Cucu kesayangan si Mbah yang satu itu tersenyum, dia segera menghampiri meja makan yang sudah tampak lusuh tak terurus itu, diambilnya sendok, kemudian opor ayam itu dicampur sama bubur buatan Sumi istrinya.

Sejam kemudahan si mbah keluar kamar, dia mencari - cari sesuatu, namun sepertinya apa yang dicari tak ketemu. Langkahnya sekarang menuju bale tempat ia bisa nongkrong kalau lagi suntuk, biasa di bawah pohon asem jawa di depan rumah.

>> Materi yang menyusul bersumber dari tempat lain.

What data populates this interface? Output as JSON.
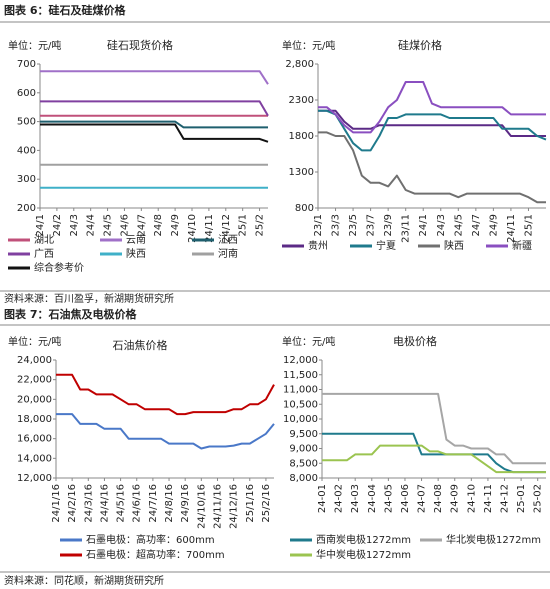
{
  "figure6_title": "图表 6：硅石及硅煤价格",
  "figure6_source": "资料来源：百川盈孚，新湖期货研究所",
  "figure7_title": "图表 7：石油焦及电极价格",
  "figure7_source": "资料来源：同花顺，新湖期货研究所",
  "chart_data": [
    {
      "type": "line",
      "title": "硅石现货价格",
      "unit": "单位：元/吨",
      "categories": [
        "24/1",
        null,
        "24/2",
        null,
        "24/3",
        null,
        "24/4",
        null,
        "24/5",
        null,
        "24/6",
        null,
        "24/7",
        null,
        "24/8",
        null,
        "24/9",
        null,
        "24/10",
        null,
        "24/11",
        null,
        "24/12",
        null,
        "25/1",
        null,
        "25/2",
        null
      ],
      "ylim": [
        200,
        700
      ],
      "yticks": [
        200,
        300,
        400,
        500,
        600,
        700
      ],
      "grid": false,
      "series": [
        {
          "name": "湖北",
          "color": "#c0507a",
          "values": [
            520,
            520,
            520,
            520,
            520,
            520,
            520,
            520,
            520,
            520,
            520,
            520,
            520,
            520,
            520,
            520,
            520,
            520,
            520,
            520,
            520,
            520,
            520,
            520,
            520,
            520,
            520,
            520
          ]
        },
        {
          "name": "云南",
          "color": "#a070c8",
          "values": [
            675,
            675,
            675,
            675,
            675,
            675,
            675,
            675,
            675,
            675,
            675,
            675,
            675,
            675,
            675,
            675,
            675,
            675,
            675,
            675,
            675,
            675,
            675,
            675,
            675,
            675,
            675,
            630
          ]
        },
        {
          "name": "江西",
          "color": "#1f5f6e",
          "values": [
            500,
            500,
            500,
            500,
            500,
            500,
            500,
            500,
            500,
            500,
            500,
            500,
            500,
            500,
            500,
            500,
            500,
            480,
            480,
            480,
            480,
            480,
            480,
            480,
            480,
            480,
            480,
            480
          ]
        },
        {
          "name": "广西",
          "color": "#8040a0",
          "values": [
            570,
            570,
            570,
            570,
            570,
            570,
            570,
            570,
            570,
            570,
            570,
            570,
            570,
            570,
            570,
            570,
            570,
            570,
            570,
            570,
            570,
            570,
            570,
            570,
            570,
            570,
            570,
            520
          ]
        },
        {
          "name": "陕西",
          "color": "#3fb0c8",
          "values": [
            270,
            270,
            270,
            270,
            270,
            270,
            270,
            270,
            270,
            270,
            270,
            270,
            270,
            270,
            270,
            270,
            270,
            270,
            270,
            270,
            270,
            270,
            270,
            270,
            270,
            270,
            270,
            270
          ]
        },
        {
          "name": "河南",
          "color": "#a0a0a0",
          "values": [
            350,
            350,
            350,
            350,
            350,
            350,
            350,
            350,
            350,
            350,
            350,
            350,
            350,
            350,
            350,
            350,
            350,
            350,
            350,
            350,
            350,
            350,
            350,
            350,
            350,
            350,
            350,
            350
          ]
        },
        {
          "name": "综合参考价",
          "color": "#111111",
          "values": [
            490,
            490,
            490,
            490,
            490,
            490,
            490,
            490,
            490,
            490,
            490,
            490,
            490,
            490,
            490,
            490,
            490,
            440,
            440,
            440,
            440,
            440,
            440,
            440,
            440,
            440,
            440,
            430
          ]
        }
      ]
    },
    {
      "type": "line",
      "title": "硅煤价格",
      "unit": "单位：元/吨",
      "categories": [
        "23/1",
        null,
        "23/3",
        null,
        "23/5",
        null,
        "23/7",
        null,
        "23/9",
        null,
        "23/11",
        null,
        "24/1",
        null,
        "24/3",
        null,
        "24/5",
        null,
        "24/7",
        null,
        "24/9",
        null,
        "24/11",
        null,
        "25/1",
        null,
        null
      ],
      "ylim": [
        800,
        2800
      ],
      "yticks": [
        800,
        1300,
        1800,
        2300,
        {
          "value": 2800,
          "label": "2,800"
        }
      ],
      "grid": false,
      "series": [
        {
          "name": "贵州",
          "color": "#5b2a86",
          "values": [
            2150,
            2150,
            2150,
            2000,
            1900,
            1900,
            1900,
            1950,
            1950,
            1950,
            1950,
            1950,
            1950,
            1950,
            1950,
            1950,
            1950,
            1950,
            1950,
            1950,
            1950,
            1950,
            1800,
            1800,
            1800,
            1800,
            1800
          ]
        },
        {
          "name": "宁夏",
          "color": "#1f7a8c",
          "values": [
            2150,
            2150,
            2100,
            1900,
            1700,
            1600,
            1600,
            1800,
            2050,
            2050,
            2100,
            2100,
            2100,
            2100,
            2100,
            2050,
            2050,
            2050,
            2050,
            2050,
            2050,
            1900,
            1900,
            1900,
            1900,
            1800,
            1750
          ]
        },
        {
          "name": "陕西",
          "color": "#707070",
          "values": [
            1850,
            1850,
            1800,
            1800,
            1600,
            1250,
            1150,
            1150,
            1100,
            1250,
            1050,
            1000,
            1000,
            1000,
            1000,
            1000,
            950,
            1000,
            1000,
            1000,
            1000,
            1000,
            1000,
            1000,
            950,
            880,
            880
          ]
        },
        {
          "name": "新疆",
          "color": "#8a4fc0",
          "values": [
            2200,
            2200,
            2100,
            1950,
            1850,
            1850,
            1850,
            2000,
            2200,
            2300,
            2550,
            2550,
            2550,
            2250,
            2200,
            2200,
            2200,
            2200,
            2200,
            2200,
            2200,
            2200,
            2100,
            2100,
            2100,
            2100,
            2100
          ]
        }
      ]
    },
    {
      "type": "line",
      "title": "石油焦价格",
      "unit": "单位：元/吨",
      "categories": [
        "24/1/16",
        null,
        "24/2/16",
        null,
        "24/3/16",
        null,
        "24/4/16",
        null,
        "24/5/16",
        null,
        "24/6/16",
        null,
        "24/7/16",
        null,
        "24/8/16",
        null,
        "24/9/16",
        null,
        "24/10/16",
        null,
        "24/11/16",
        null,
        "24/12/16",
        null,
        "25/1/16",
        null,
        "25/2/16",
        null
      ],
      "ylim": [
        12000,
        24000
      ],
      "yticks": [
        {
          "value": 12000,
          "label": "12,000"
        },
        {
          "value": 14000,
          "label": "14,000"
        },
        {
          "value": 16000,
          "label": "16,000"
        },
        {
          "value": 18000,
          "label": "18,000"
        },
        {
          "value": 20000,
          "label": "20,000"
        },
        {
          "value": 22000,
          "label": "22,000"
        },
        {
          "value": 24000,
          "label": "24,000"
        }
      ],
      "grid": false,
      "series": [
        {
          "name": "石墨电极：高功率：600mm",
          "color": "#4a78c8",
          "values": [
            18500,
            18500,
            18500,
            17500,
            17500,
            17500,
            17000,
            17000,
            17000,
            16000,
            16000,
            16000,
            16000,
            16000,
            15500,
            15500,
            15500,
            15500,
            15000,
            15200,
            15200,
            15200,
            15300,
            15500,
            15500,
            16000,
            16500,
            17500
          ]
        },
        {
          "name": "石墨电极：超高功率：700mm",
          "color": "#c00000",
          "values": [
            22500,
            22500,
            22500,
            21000,
            21000,
            20500,
            20500,
            20500,
            20000,
            19500,
            19500,
            19000,
            19000,
            19000,
            19000,
            18500,
            18500,
            18700,
            18700,
            18700,
            18700,
            18700,
            19000,
            19000,
            19500,
            19500,
            20000,
            21500
          ]
        }
      ]
    },
    {
      "type": "line",
      "title": "电极价格",
      "unit": "单位：元/吨",
      "categories": [
        "24-01",
        null,
        "24-02",
        null,
        "24-03",
        null,
        "24-04",
        null,
        "24-05",
        null,
        "24-06",
        null,
        "24-07",
        null,
        "24-08",
        null,
        "24-09",
        null,
        "24-10",
        null,
        "24-11",
        null,
        "24-12",
        null,
        "25-01",
        null,
        "25-02",
        null
      ],
      "ylim": [
        8000,
        12000
      ],
      "yticks": [
        {
          "value": 8000,
          "label": "8,000"
        },
        {
          "value": 8500,
          "label": "8,500"
        },
        {
          "value": 9000,
          "label": "9,000"
        },
        {
          "value": 9500,
          "label": "9,500"
        },
        {
          "value": 10000,
          "label": "10,000"
        },
        {
          "value": 10500,
          "label": "10,500"
        },
        {
          "value": 11000,
          "label": "11,000"
        },
        {
          "value": 11500,
          "label": "11,500"
        },
        {
          "value": 12000,
          "label": "12,000"
        }
      ],
      "grid": false,
      "series": [
        {
          "name": "西南炭电极1272mm",
          "color": "#1f7a8c",
          "values": [
            9500,
            9500,
            9500,
            9500,
            9500,
            9500,
            9500,
            9500,
            9500,
            9500,
            9500,
            9500,
            8800,
            8800,
            8800,
            8800,
            8800,
            8800,
            8800,
            8800,
            8800,
            8500,
            8300,
            8200,
            8200,
            8200,
            8200,
            8200
          ]
        },
        {
          "name": "华北炭电极1272mm",
          "color": "#a6a6a6",
          "values": [
            10850,
            10850,
            10850,
            10850,
            10850,
            10850,
            10850,
            10850,
            10850,
            10850,
            10850,
            10850,
            10850,
            10850,
            10850,
            9300,
            9100,
            9100,
            9000,
            9000,
            9000,
            8800,
            8800,
            8500,
            8500,
            8500,
            8500,
            8500
          ]
        },
        {
          "name": "华中炭电极1272mm",
          "color": "#9bc450",
          "values": [
            8600,
            8600,
            8600,
            8600,
            8800,
            8800,
            8800,
            9100,
            9100,
            9100,
            9100,
            9100,
            9100,
            8900,
            8900,
            8800,
            8800,
            8800,
            8800,
            8600,
            8400,
            8200,
            8200,
            8200,
            8200,
            8200,
            8200,
            8200
          ]
        }
      ]
    }
  ]
}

Bejo tampak tertidur dengan lelap, kaos butut yang dipakainya tampak menyingkap ke atas, sehingga perut besarnya tampak menyembul. Si mbah geleng-geleng kepala, cucunya itu memang hobi sekali tidur.

"Le, bangun!" bentaknya untuk membangunkan Bejo.

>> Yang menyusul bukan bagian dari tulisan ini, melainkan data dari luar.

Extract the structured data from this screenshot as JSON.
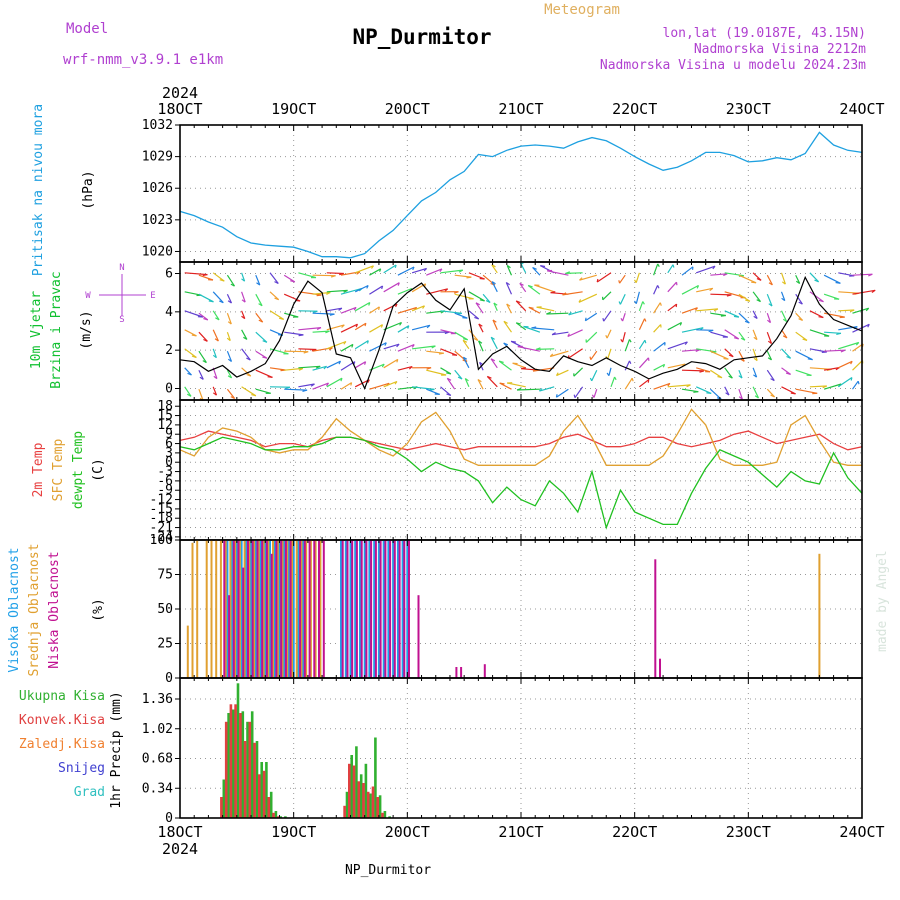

Bejo kaget dan terbangun, matanya masih terlihat merah, mungkin saja aliran darah yang di kepalanya belum stabil.

"Ada apa to, Mbah? Bikin kaget saja?!" Bejo sedikit merajuk.

"Mana bubur sama opor yang kamu bawa, kok dicari tidak ada?" ujar si mbah.

"Ya tak makan to, Mbah." muka Bejo biasa saja, seperti tak berdosa.

"Lho, katanya buat saya, kok kamu yang makan itu gimana?" si mbah tak habis pikir.

"Lho, kan tadi mbah sendiri yang bilang hoak, hoak, waktu ditanya lapar apa enggak." jawab Bejo polos atau sok polos.

"Mangsudmu apa to?" Mbah rada naik darah.

"Hoak itu kan hoax to? Yang orang bilang isu, atau tidak benar, iya to?" Bejo coba menerangkan.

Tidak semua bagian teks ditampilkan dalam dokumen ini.